Varejo em alerta: especialista prevê caos em 18 meses por IA descontrolada

Falta de governança e segurança na inteligência artificial pode provocar crise no varejo; entenda a solução dos superagentes orquestrados

O varejo brasileiro e latino-americano vive uma verdadeira corrida pela adoção da Inteligência Artificial (IA), mas essa urgência pode trazer consequências graves se não for acompanhada de governança e segurança adequadas. Segundo Marcos Oliveira Pinto, Gerente Global de Engenharia de Software da Jitterbit, a proliferação descontrolada de agentes de IA, criados sem rastreabilidade ou controle, pode desencadear um colapso operacional em até 18 meses.

Com a facilidade de criação de agentes de IA dentro das áreas de negócio, não apenas na TI, as empresas acumulam automações desconectadas, sem documentação e sem supervisão técnica.

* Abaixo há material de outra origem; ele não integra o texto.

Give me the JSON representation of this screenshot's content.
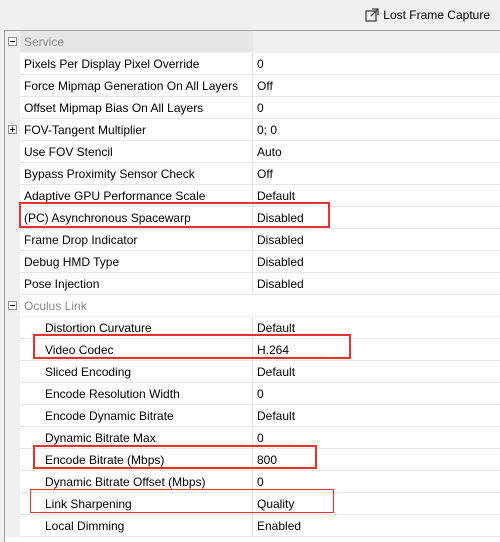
{
  "toolbar": {
    "lost_frame_capture_label": "Lost Frame Capture",
    "icon": "external-link-icon"
  },
  "categories": {
    "service": "Service",
    "oculus_link": "Oculus Link"
  },
  "service_rows": [
    {
      "name": "Pixels Per Display Pixel Override",
      "value": "0"
    },
    {
      "name": "Force Mipmap Generation On All Layers",
      "value": "Off"
    },
    {
      "name": "Offset Mipmap Bias On All Layers",
      "value": "0"
    },
    {
      "name": "FOV-Tangent Multiplier",
      "value": "0; 0"
    },
    {
      "name": "Use FOV Stencil",
      "value": "Auto"
    },
    {
      "name": "Bypass Proximity Sensor Check",
      "value": "Off"
    },
    {
      "name": "Adaptive GPU Performance Scale",
      "value": "Default"
    },
    {
      "name": "(PC) Asynchronous Spacewarp",
      "value": "Disabled"
    },
    {
      "name": "Frame Drop Indicator",
      "value": "Disabled"
    },
    {
      "name": "Debug HMD Type",
      "value": "Disabled"
    },
    {
      "name": "Pose Injection",
      "value": "Disabled"
    }
  ],
  "link_rows": [
    {
      "name": "Distortion Curvature",
      "value": "Default"
    },
    {
      "name": "Video Codec",
      "value": "H.264"
    },
    {
      "name": "Sliced Encoding",
      "value": "Default"
    },
    {
      "name": "Encode Resolution Width",
      "value": "0"
    },
    {
      "name": "Encode Dynamic Bitrate",
      "value": "Default"
    },
    {
      "name": "Dynamic Bitrate Max",
      "value": "0"
    },
    {
      "name": "Encode Bitrate (Mbps)",
      "value": "800"
    },
    {
      "name": "Dynamic Bitrate Offset (Mbps)",
      "value": "0"
    },
    {
      "name": "Link Sharpening",
      "value": "Quality"
    },
    {
      "name": "Local Dimming",
      "value": "Enabled"
    }
  ],
  "highlight_color": "#e33333"
}
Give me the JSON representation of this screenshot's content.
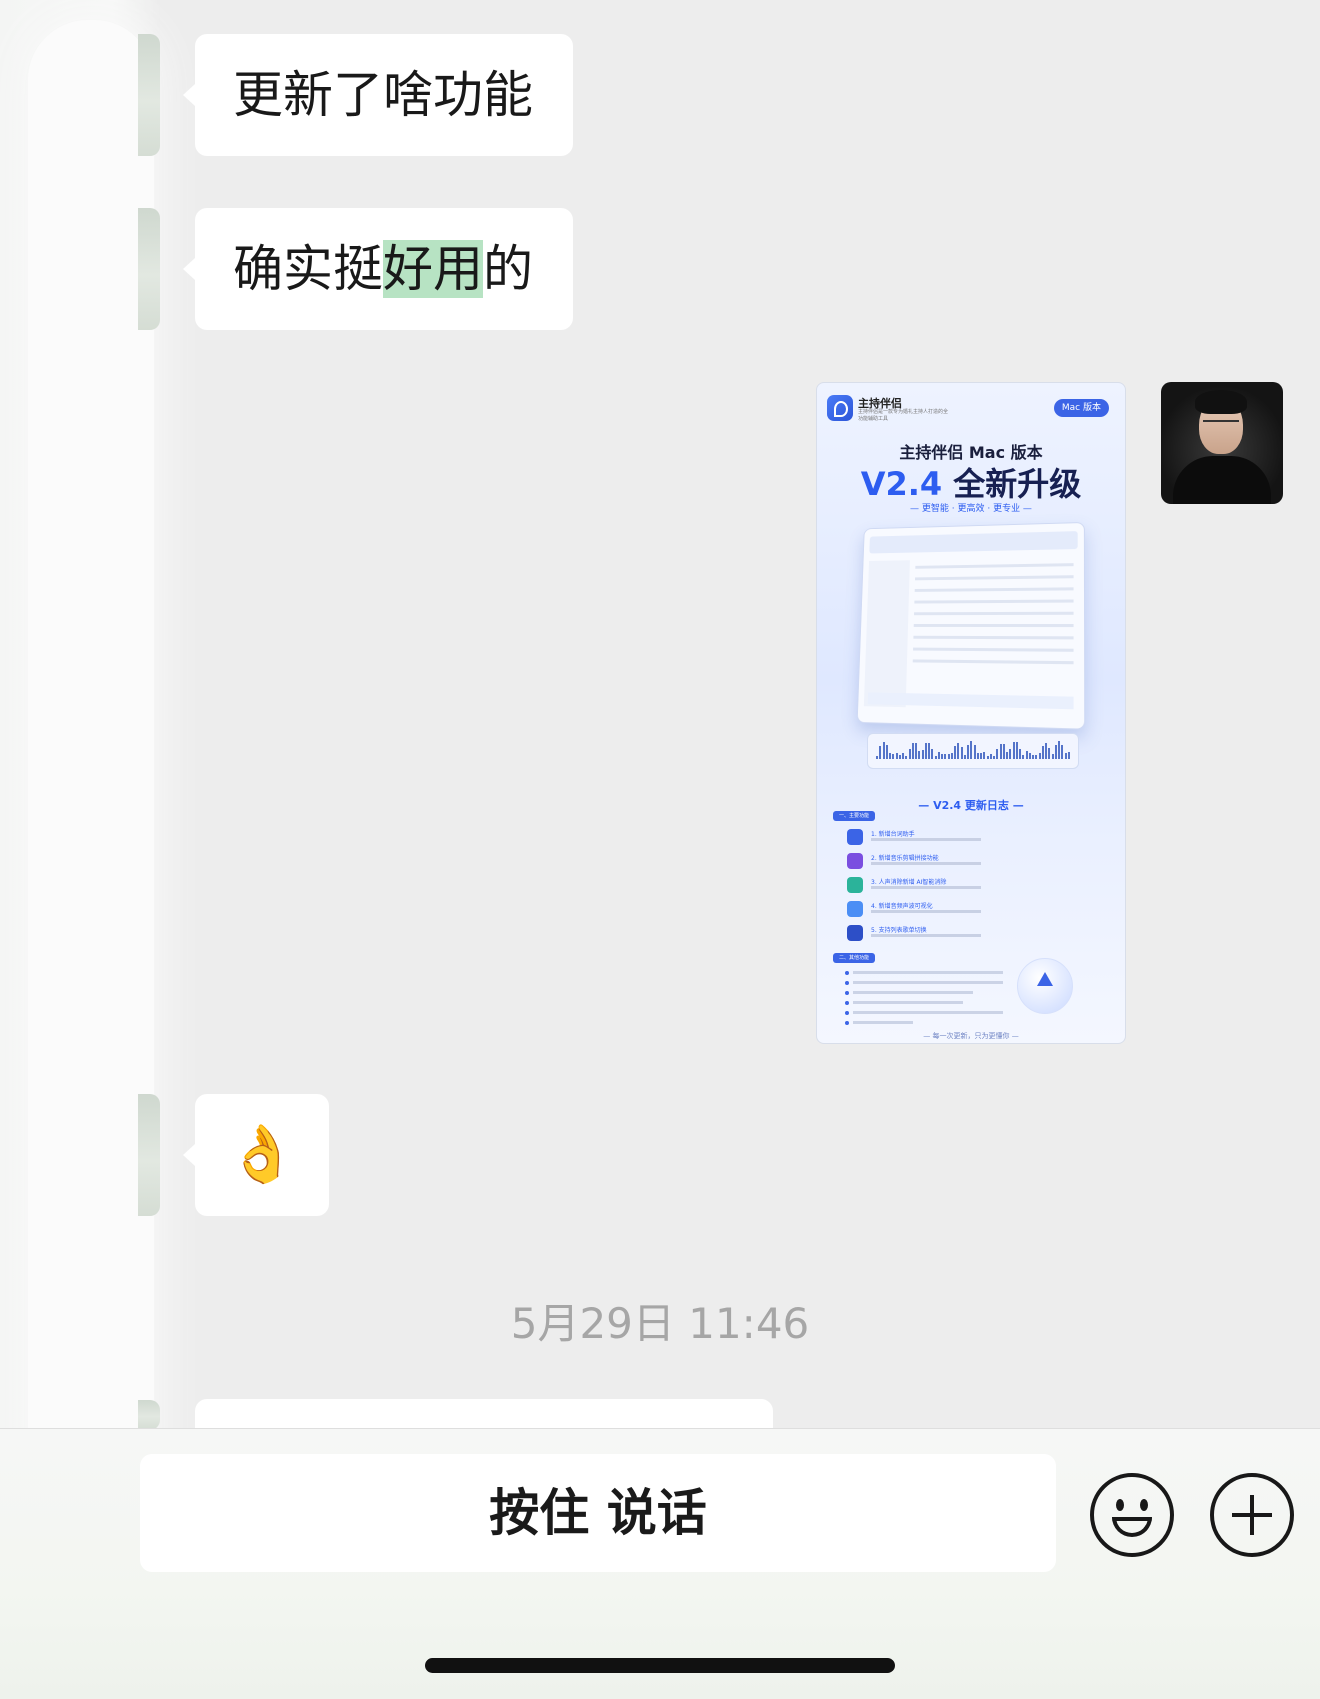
{
  "messages": [
    {
      "side": "left",
      "type": "text",
      "text": "更新了啥功能"
    },
    {
      "side": "left",
      "type": "text",
      "text_before": "确实挺",
      "highlight": "好用",
      "text_after": "的"
    },
    {
      "side": "right",
      "type": "image"
    },
    {
      "side": "left",
      "type": "emoji",
      "emoji": "👌"
    }
  ],
  "poster": {
    "brand": "主持伴侣",
    "brand_sub": "主持伴侣是一款专为婚礼主持人打造的全功能辅助工具",
    "mac_badge": "Mac 版本",
    "title_line1": "主持伴侣 Mac 版本",
    "version": "V2.4",
    "title_line2": "全新升级",
    "tagline": "— 更智能 · 更高效 · 更专业 —",
    "changelog_title": "— V2.4 更新日志 —",
    "section1": "一、主要功能",
    "items": [
      "1. 新增台词助手",
      "2. 新增音乐剪辑拼接功能",
      "3. 人声消除新增 AI智能消除",
      "4. 新增音频声波可视化",
      "5. 支持列表歌单切换"
    ],
    "section2": "二、其他功能",
    "footer": "— 每一次更新，只为更懂你 —"
  },
  "timestamp": "5月29日 11:46",
  "input_bar": {
    "talk_label": "按住 说话"
  },
  "icons": {
    "emoji_button": "smile-icon",
    "more_button": "plus-icon"
  },
  "colors": {
    "chat_bg": "#ededed",
    "bubble_bg": "#ffffff",
    "highlight": "#b7e3c3",
    "timestamp": "#a6a6a6"
  }
}
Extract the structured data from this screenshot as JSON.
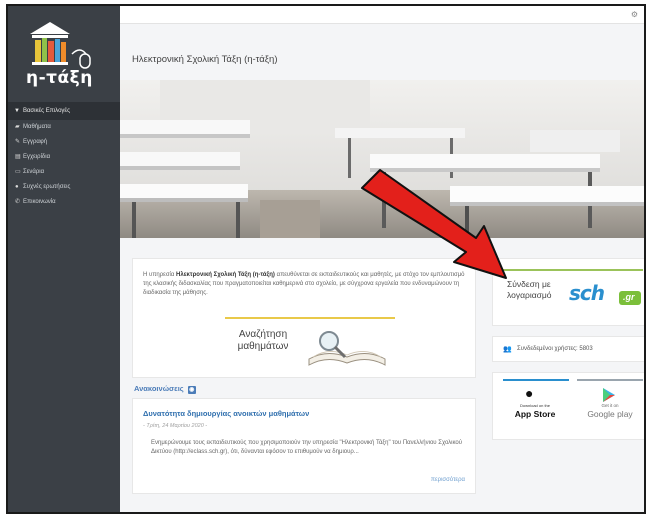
{
  "app": {
    "logo_text": "η-τάξη",
    "page_title": "Ηλεκτρονική Σχολική Τάξη (η-τάξη)"
  },
  "sidebar": {
    "header_label": "Βασικές Επιλογές",
    "items": [
      {
        "label": "Μαθήματα",
        "icon": "graduation-cap-icon"
      },
      {
        "label": "Εγγραφή",
        "icon": "edit-icon"
      },
      {
        "label": "Εγχειρίδια",
        "icon": "manual-icon"
      },
      {
        "label": "Σενάρια",
        "icon": "card-icon"
      },
      {
        "label": "Συχνές ερωτήσεις",
        "icon": "question-icon"
      },
      {
        "label": "Επικοινωνία",
        "icon": "phone-icon"
      }
    ]
  },
  "intro": {
    "text_prefix": "Η υπηρεσία ",
    "text_bold": "Ηλεκτρονική Σχολική Τάξη (η-τάξη)",
    "text_suffix": " απευθύνεται σε εκπαιδευτικούς και μαθητές, με στόχο τον εμπλουτισμό της κλασικής διδασκαλίας που πραγματοποιείται καθημερινά στο σχολείο, με σύγχρονα εργαλεία που ενδυναμώνουν τη διαδικασία της μάθησης.",
    "search_label": "Αναζήτηση μαθημάτων"
  },
  "announcements": {
    "heading": "Ανακοινώσεις",
    "item": {
      "title": "Δυνατότητα δημιουργίας ανοικτών μαθημάτων",
      "date": "- Τρίτη, 24 Μαρτίου 2020 -",
      "body": "Ενημερώνουμε τους εκπαιδευτικούς που χρησιμοποιούν την υπηρεσία \"Ηλεκτρονική Τάξη\" του Πανελλήνιου Σχολικού Δικτύου (http://eclass.sch.gr), ότι, δύνανται εφόσον το επιθυμούν να δημιουρ...",
      "more": "περισσότερα"
    }
  },
  "login": {
    "label": "Σύνδεση με λογαριασμό",
    "brand": "sch",
    "brand_suffix": ".gr"
  },
  "users": {
    "label": "Συνδεδεμένοι χρήστες: 5803"
  },
  "apps": {
    "apple_small": "Download on the",
    "apple_big": "App Store",
    "google_small": "Get it on",
    "google_big": "Google play"
  },
  "colors": {
    "sidebar": "#3b4046",
    "accent_blue": "#2a8fce",
    "arrow_red": "#e3201b"
  }
}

Isso gera um ambiente desordenado, onde ninguém sabe quantos agentes existem, quais dados acessam ou que riscos representam. Marcos compara essa situação ao início do iPaaS, quando integrações improvisadas tornaram os sistemas caros e difíceis de manter, mas agora em escala muito maior, potencializada pela autonomia da IA.

Além disso, a rápida evolução tecnológica pode fazer com que empresas operem com agentes desatualizados, aumentando a vulnerabilidade a ataques como o prompt injection, em que criminosos enviam comandos maliciosos para causar falhas nas operações críticas do varejo.

Apesar dos riscos, a IA tem um potencial transformador enorme. Marcos cita exemplos práticos, como superagentes que garantem a continuidade das vendas mesmo diante de instabilidades no checkout, ou que absorvem pedidos quando sistemas internos estão fora do ar, evitando perdas financeiras e danos à reputação. Também há aplicações consolidadas em pricing dinâmico, monitoramento de concorrência e atendimento ao cliente, onde agentes especializados identificam o humor e as expectativas dos consumidores para melhorar a experiência.

A solução para evitar o caos, segundo Marcos, está na arquitetura de superagentes orquestrados, que integra e blinda áreas vitais como estoque, logística, financeiro, marketing e atendimento em um ambiente inteligente e seguro. Essa abordagem permite que o usuário final receba respostas integradas, sem perceber qual agente está atuando, além de acelerar a adoção de casos de uso complexos e reduzir dependências técnicas.

Mesmo com tecnologia avançada, a maturidade organizacional é fundamental. O especialista destaca que muitas empresas ainda não definiram claramente quais problemas querem resolver, o que dificulta a governança da IA. Projetos de quick wins, que entregam valor rápido e resolvem dores específicas, são uma estratégia para ganhar clareza e escalar a IA de forma segura.

Além disso, surge a necessidade de novas funções no mercado, como o “validador de IA”, profissional responsável por revisar decisões críticas dos agentes e garantir que atuem dentro das políticas da empresa.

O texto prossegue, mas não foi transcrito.